Als het aan de nieuwe voorzitter van de VNG ligt, nemen gemeenten het heft meer in eigen handen. Want ‘met het rijksbeleid dat we nu op ons af zien komen, stevenen we af op een fundamentele vertrouwensbreuk tussen overheden’, zegt Sharon Dijksma.
‘Waar ik aan begin? Je lijkt mijn echtgenoot wel. “Heb je het niet al druk genoeg?”, lacht Sharon Dijksma (52), burgemeester van Utrecht en sinds vorige week ook voorzitter van de Vereniging van Nederlandse Gemeenten (VNG). Druk, dat zeker, maar als de VNG jóu ziet als de opvolger van Jan van Zanen, dan denk je erover na en praat je er met collega’s over. En dan zeg je ja, al was het maar ‘omdat deze vereniging alles vertegenwoordigt wat de lokale overheid in Nederland te bieden heeft’, aldus Dijksma. ‘En weet je wie glunderend in de zaal zat toen ik tijdens het VNG-congres in Groningen werd benoemd tot voorzitter? Precies. I rest my case.’
Dijksma had goed over het voorzitterschap nagedacht toen ze dit voorjaar in de slag ging met de voordrachtcommissie van de VNG. Ze maakte een verpletterende indruk op het gezelschap. Bij haar voordracht liet commissievoorzitter René Verhulst optekenen dat Dijksma (PvdA) een ‘herkenbaar boegbeeld en een verbinder’ is, ‘die door haar bestuurlijke netwerk en politieke contacten in staat is om zichtbare resultaten te bereiken die voor de grote en kleine gemeenten belangrijk zijn’.
‘Ik was echt onder de indruk van haar verhaal. Ik had nog nooit iemand gehoord die zo duidelijk kon vertellen wat ze wilde met de VNG’, zegt oud-wethouder in Utrecht en huidig burgemeester van Ede Verhulst. ‘Ik had dat gesprek samen met algemeen directeur Leonard Geluk. We hebben alle hoeken van de kamer gezien.’

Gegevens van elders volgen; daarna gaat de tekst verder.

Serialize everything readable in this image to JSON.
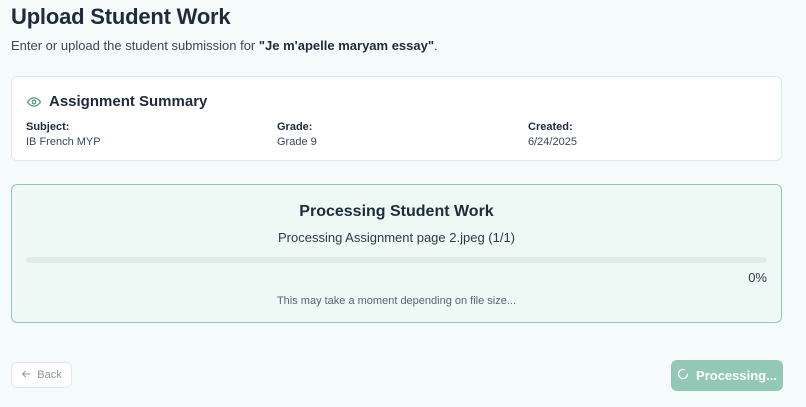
{
  "header": {
    "title": "Upload Student Work",
    "subtitle_prefix": "Enter or upload the student submission for ",
    "assignment_name": "\"Je m'apelle maryam essay\"",
    "subtitle_suffix": "."
  },
  "summary": {
    "title": "Assignment Summary",
    "icon": "eye-icon",
    "fields": [
      {
        "label": "Subject:",
        "value": "IB French MYP"
      },
      {
        "label": "Grade:",
        "value": "Grade 9"
      },
      {
        "label": "Created:",
        "value": "6/24/2025"
      }
    ]
  },
  "processing": {
    "title": "Processing Student Work",
    "status": "Processing Assignment page 2.jpeg (1/1)",
    "progress_percent": 0,
    "progress_label": "0%",
    "hint": "This may take a moment depending on file size..."
  },
  "footer": {
    "back_label": "Back",
    "processing_label": "Processing..."
  },
  "colors": {
    "accent": "#6fae9c",
    "button_disabled": "#93c7b6",
    "card_border": "#94c7b8",
    "card_bg": "#eef8f5"
  }
}
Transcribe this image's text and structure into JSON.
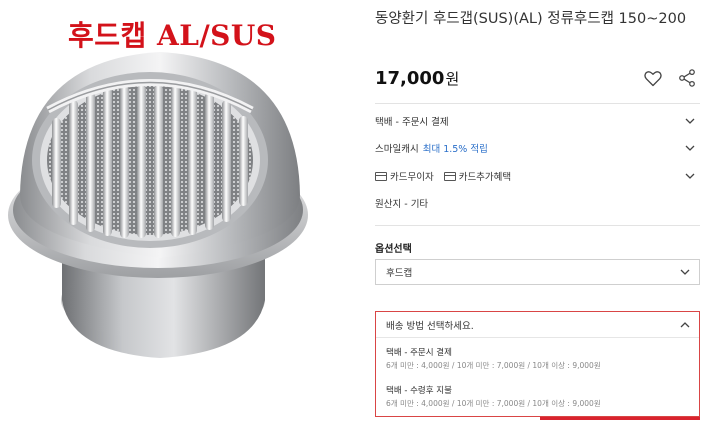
{
  "product_image": {
    "caption": "후드캡 AL/SUS",
    "caption_color": "#d3121a"
  },
  "product": {
    "title": "동양환기 후드갭(SUS)(AL) 정류후드캡 150~200",
    "price_number": "17,000",
    "price_unit": "원"
  },
  "info": {
    "delivery": "택배 - 주문시 결제",
    "cash_label": "스마일캐시",
    "cash_highlight": "최대 1.5% 적립",
    "card_free": "카드무이자",
    "card_extra": "카드추가혜택",
    "origin": "원산지 - 기타"
  },
  "options": {
    "label": "옵션선택",
    "selected": "후드캡"
  },
  "shipping_dropdown": {
    "placeholder": "배송 방법 선택하세요.",
    "items": [
      {
        "title": "택배 - 주문시 결제",
        "detail": "6개 미만 : 4,000원 / 10개 미만 : 7,000원 / 10개 이상 : 9,000원"
      },
      {
        "title": "택배 - 수령후 지불",
        "detail": "6개 미만 : 4,000원 / 10개 미만 : 7,000원 / 10개 이상 : 9,000원"
      }
    ]
  },
  "colors": {
    "accent_red": "#d9232e",
    "link_blue": "#2a6fc9"
  },
  "icons": [
    "heart-icon",
    "share-icon",
    "chevron-down-icon",
    "chevron-up-icon",
    "card-icon"
  ]
}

Dijksma’s verhaal begint bij het belang van de VNG. ‘Het is een vereniging die aan belangenbehartiging moet doen in een tijd waarin de lokale overheden steeds belangrijker worden. Je ziet dat het zwaartepunt van het beleid eigenlijk voortdurend naar die lokale overheden verschuift.’ Maar ook een vereniging waarbinnen gemeenten zich alliëren in kleinere clubs. Kennelijk zijn de verschillen te groot. Je hebt de G4 (de grootste vier) die hun eigen gang gaan (‘een beetje’, lacht Dijksma), de G40 (de grootste veertig), de P10 (plattelandsgemeenten), de M50 (middelgrote gemeenten), de K80 (kleine en krachtige gemeenten), de R8 (grote gemeenten ontstaan na herindeling). Hoe hou je al die kikkers – groot en klein – in de kruiwagen, en voorkom je dat ze elkaar gaan dwarszitten? ‘Sharon is niet te benijden’, zei een burgemeester tijdens het VNG-congres.
Knooppunt
Sharon vindt het vooral leuk. Werk aan de winkel. En al die clubs binnen de VNG vindt ze trouwens prima. ‘Daar hebben we alleen maar een hoop lol van, maar dan moeten we wél goed met elkaar samenwerken. Daar zie ik ook echt een rol voor mijzelf en voor het VNG-bestuur weggelegd. Hoe zorgen we ervoor dat de VNG een knooppunt blijft voor al die netwerken en samenwerking in regio’s stimuleert? Ik weet hoe dat werkt. De voorzitter van de M50 is Sjoerd Potters, zo’n beetje mijn buurman in De Bilt. Hij weet wat hij aan mij heeft.’ Maar ja, dat is De Bilt, onder de rook van Utrecht. Wat te denken van (kleinere) gemeenten in Limburg of Zeeland?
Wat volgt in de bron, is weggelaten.